Uma semana devia ter se passado desde que recobrara a consciência, naquele lugar, os machucados estavam sarando bem e ela se sentia mais forte e saudável, apesar de tudo.
Char ouviu quando alguém mexeu na maçaneta da porta, que estava trancada pelo lado de fora. A garota abriu os olhos no momento em que Kyle entrou, sorrindo tranquilamente ao ver a carranca da outra.
–Não estou de bom humor hoje. —Alertou ela. —E nem sei porquê de me dar ao trabalho de falar com você, já que desapareceu nos últimos dias.
–Sentiu minha falta? —Ele perguntou em um tom divertido.
–De não ter cortado sua garganta na primeira vez que nos vimos? —Ela devolveu o sorriso.
–Você realmente parece ter acordado com um péssimo humor.
–Sem dúvida alguma, por tanto acho melhor aquela velha irritante não tentar me infernizar, eu não serei nem um pouco gentil.
–Acho que ela também não está com bom humor pra você hoje. —Ele ainda sorria, como se fosse conhecedor de um segredo que ela não era.
–E que diabos você tá fazendo aqui? —Ela o encarou severamente.
–Você precisa se acalmar. —Zombou.
–Fique trancado contra a sua vontade, aí você venha criticar o motivo de eu querer matar alguém.
Charlotte viu o rapaz sorrir e assentir.
–Então vamos ver se posso te acalmar um pouco. —Ele sorria de modo divertido e ela ergueu uma sobrancelha.
–O que você pode propor que faça a minha raiva daquela velha maluca passar?

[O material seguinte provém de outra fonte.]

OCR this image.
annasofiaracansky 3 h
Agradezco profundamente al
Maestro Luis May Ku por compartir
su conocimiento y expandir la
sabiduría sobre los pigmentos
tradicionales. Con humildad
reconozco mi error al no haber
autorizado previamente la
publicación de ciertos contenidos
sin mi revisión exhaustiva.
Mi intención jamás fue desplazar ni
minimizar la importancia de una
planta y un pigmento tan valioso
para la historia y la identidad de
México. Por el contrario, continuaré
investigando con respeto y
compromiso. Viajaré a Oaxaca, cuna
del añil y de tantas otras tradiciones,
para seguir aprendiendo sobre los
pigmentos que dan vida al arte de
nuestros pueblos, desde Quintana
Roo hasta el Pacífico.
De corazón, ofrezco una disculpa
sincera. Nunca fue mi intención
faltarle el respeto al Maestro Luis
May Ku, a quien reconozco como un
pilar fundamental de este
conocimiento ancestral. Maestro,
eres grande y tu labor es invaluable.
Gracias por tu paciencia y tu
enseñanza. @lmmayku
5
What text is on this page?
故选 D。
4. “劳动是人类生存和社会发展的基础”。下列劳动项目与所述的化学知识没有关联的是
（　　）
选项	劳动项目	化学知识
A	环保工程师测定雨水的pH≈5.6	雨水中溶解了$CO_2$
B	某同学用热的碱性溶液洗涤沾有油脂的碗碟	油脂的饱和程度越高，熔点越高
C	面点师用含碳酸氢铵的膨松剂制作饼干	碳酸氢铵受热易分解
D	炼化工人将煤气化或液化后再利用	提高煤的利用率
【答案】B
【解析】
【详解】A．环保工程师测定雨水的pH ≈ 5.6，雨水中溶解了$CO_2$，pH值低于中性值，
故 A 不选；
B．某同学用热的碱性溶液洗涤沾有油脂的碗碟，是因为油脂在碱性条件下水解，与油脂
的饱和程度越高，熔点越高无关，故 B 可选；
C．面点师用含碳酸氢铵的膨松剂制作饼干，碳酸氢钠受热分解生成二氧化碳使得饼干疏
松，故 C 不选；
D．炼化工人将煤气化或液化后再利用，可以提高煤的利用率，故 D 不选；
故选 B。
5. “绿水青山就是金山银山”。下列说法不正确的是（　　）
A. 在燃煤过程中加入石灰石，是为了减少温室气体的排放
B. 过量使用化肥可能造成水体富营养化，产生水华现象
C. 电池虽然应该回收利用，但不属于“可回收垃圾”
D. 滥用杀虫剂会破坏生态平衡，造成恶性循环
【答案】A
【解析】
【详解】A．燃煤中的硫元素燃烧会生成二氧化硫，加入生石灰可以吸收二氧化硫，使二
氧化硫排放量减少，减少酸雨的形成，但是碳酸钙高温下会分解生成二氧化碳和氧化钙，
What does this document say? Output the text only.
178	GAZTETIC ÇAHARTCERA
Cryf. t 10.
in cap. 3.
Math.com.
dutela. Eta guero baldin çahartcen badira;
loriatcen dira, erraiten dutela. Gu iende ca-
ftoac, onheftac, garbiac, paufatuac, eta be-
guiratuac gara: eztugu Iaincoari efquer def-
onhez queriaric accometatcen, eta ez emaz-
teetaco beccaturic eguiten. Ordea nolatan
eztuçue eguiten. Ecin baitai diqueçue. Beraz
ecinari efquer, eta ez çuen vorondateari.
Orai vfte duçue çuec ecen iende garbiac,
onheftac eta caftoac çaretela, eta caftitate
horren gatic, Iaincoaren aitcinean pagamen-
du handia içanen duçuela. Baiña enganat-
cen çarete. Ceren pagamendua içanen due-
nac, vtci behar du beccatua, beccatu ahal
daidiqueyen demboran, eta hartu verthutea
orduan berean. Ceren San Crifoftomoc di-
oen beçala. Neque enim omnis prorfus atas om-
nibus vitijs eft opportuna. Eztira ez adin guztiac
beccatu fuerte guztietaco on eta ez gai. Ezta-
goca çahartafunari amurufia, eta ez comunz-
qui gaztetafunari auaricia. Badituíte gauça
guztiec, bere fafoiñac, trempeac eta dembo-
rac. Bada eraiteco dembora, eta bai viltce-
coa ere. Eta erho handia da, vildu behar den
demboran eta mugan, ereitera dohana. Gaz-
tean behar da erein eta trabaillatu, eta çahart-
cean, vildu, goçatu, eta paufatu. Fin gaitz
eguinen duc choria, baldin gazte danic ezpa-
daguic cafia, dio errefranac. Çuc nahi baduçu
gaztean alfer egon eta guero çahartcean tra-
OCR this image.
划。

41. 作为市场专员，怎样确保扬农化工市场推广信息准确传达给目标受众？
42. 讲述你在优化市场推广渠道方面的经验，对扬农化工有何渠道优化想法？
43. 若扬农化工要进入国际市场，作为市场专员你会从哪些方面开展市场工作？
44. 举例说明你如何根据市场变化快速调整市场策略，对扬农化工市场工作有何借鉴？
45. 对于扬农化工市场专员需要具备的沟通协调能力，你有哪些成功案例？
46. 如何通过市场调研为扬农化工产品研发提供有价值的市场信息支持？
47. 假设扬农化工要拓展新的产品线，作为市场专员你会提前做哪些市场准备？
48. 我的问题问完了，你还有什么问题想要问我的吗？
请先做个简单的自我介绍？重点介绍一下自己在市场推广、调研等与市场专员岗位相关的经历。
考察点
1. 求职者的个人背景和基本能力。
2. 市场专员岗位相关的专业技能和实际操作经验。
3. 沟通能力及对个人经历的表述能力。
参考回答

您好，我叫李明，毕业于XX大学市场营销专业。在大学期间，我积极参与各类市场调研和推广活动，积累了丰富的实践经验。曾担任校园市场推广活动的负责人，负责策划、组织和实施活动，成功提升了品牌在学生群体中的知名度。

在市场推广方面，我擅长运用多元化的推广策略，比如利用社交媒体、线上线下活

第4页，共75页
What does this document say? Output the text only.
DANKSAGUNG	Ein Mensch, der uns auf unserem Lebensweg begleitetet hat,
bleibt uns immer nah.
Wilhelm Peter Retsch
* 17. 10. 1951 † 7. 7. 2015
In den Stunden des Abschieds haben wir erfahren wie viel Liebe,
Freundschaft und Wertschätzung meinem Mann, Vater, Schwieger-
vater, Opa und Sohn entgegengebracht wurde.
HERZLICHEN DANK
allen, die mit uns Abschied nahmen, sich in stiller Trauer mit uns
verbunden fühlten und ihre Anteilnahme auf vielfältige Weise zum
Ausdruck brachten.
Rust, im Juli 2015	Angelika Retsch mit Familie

–O que me diz de darmos uma fugida?
Charlotte quase que diz 'sim' imediatamente, entretanto recuou um passo e o encarou, aquilo poderia ser uma armadilha.
–Você não vai se encrencar com a Velha? —Questionou como quem se importa.
Charlotte o encarava com intensidade, fingindo uma preocupação inexistente, entretanto sabia que deveria jogar aquele jogo, independente do quão perigoso fosse.
–Deixa que depois me resolvo com ela. —Sorriu. —E de qualquer forma, isso não é algo que eu deixarei ela descobrir por hora, não se puder evitar. —Sorriu. —Vamos logo.
Charlotte pensou seriamente em recusar, mas se aquele convite fosse uma armadilha, ela descobriria de uma vez, não poderia evitar e de qualquer modo, saindo daquele quarto, talvez arranjasse uma maneira de fugir.
–Vamos.
Char seguiu Kyle pelo pequeno corredor da casa e assim que ele abriu a porta, ela sentiu a lufada de ar noturno entrar e beijar seu rosto, o que a fez fechar os olhos e suspirar de prazer, ela saiu para a noite, o vento estava gelado de uma forma agradável e que ela sentira falta, nos últimos dias. Char notou as casas todas de pedras acinzentadas, enquanto andava pelas passagens de terra batida, estavam todas trancadas e parecia não haver ninguém fora de casa aquele horário.
–Que horas são isso? —Questionou encarando Kyle, mas era notório a melhora em seu humor.
Kyle a encarou intrigado, fora somente o vento tocar seu rosto e ela pareceu relaxar instantaneamente.
–Deve ser por volta de uma ou duas da madrugada. —Char abriu levemente a boca, mas assentiu.
Formavam um par estranho caminhando pelas vielas do lugar, ela muito rígida e ele completamente relaxado, mas atento a tudo a sua volta. Caminhavam lentamente pela rua, quando a menina olhou para uma grande casa de pedra, do lado esquerdo da viela em que andava e parou de supetão. A faixada de pedra da casa estava toda arranhada, como se tivessem tentando afiar as garras ali.
–Lobos? —Quis saber ela, indo em direção a casa.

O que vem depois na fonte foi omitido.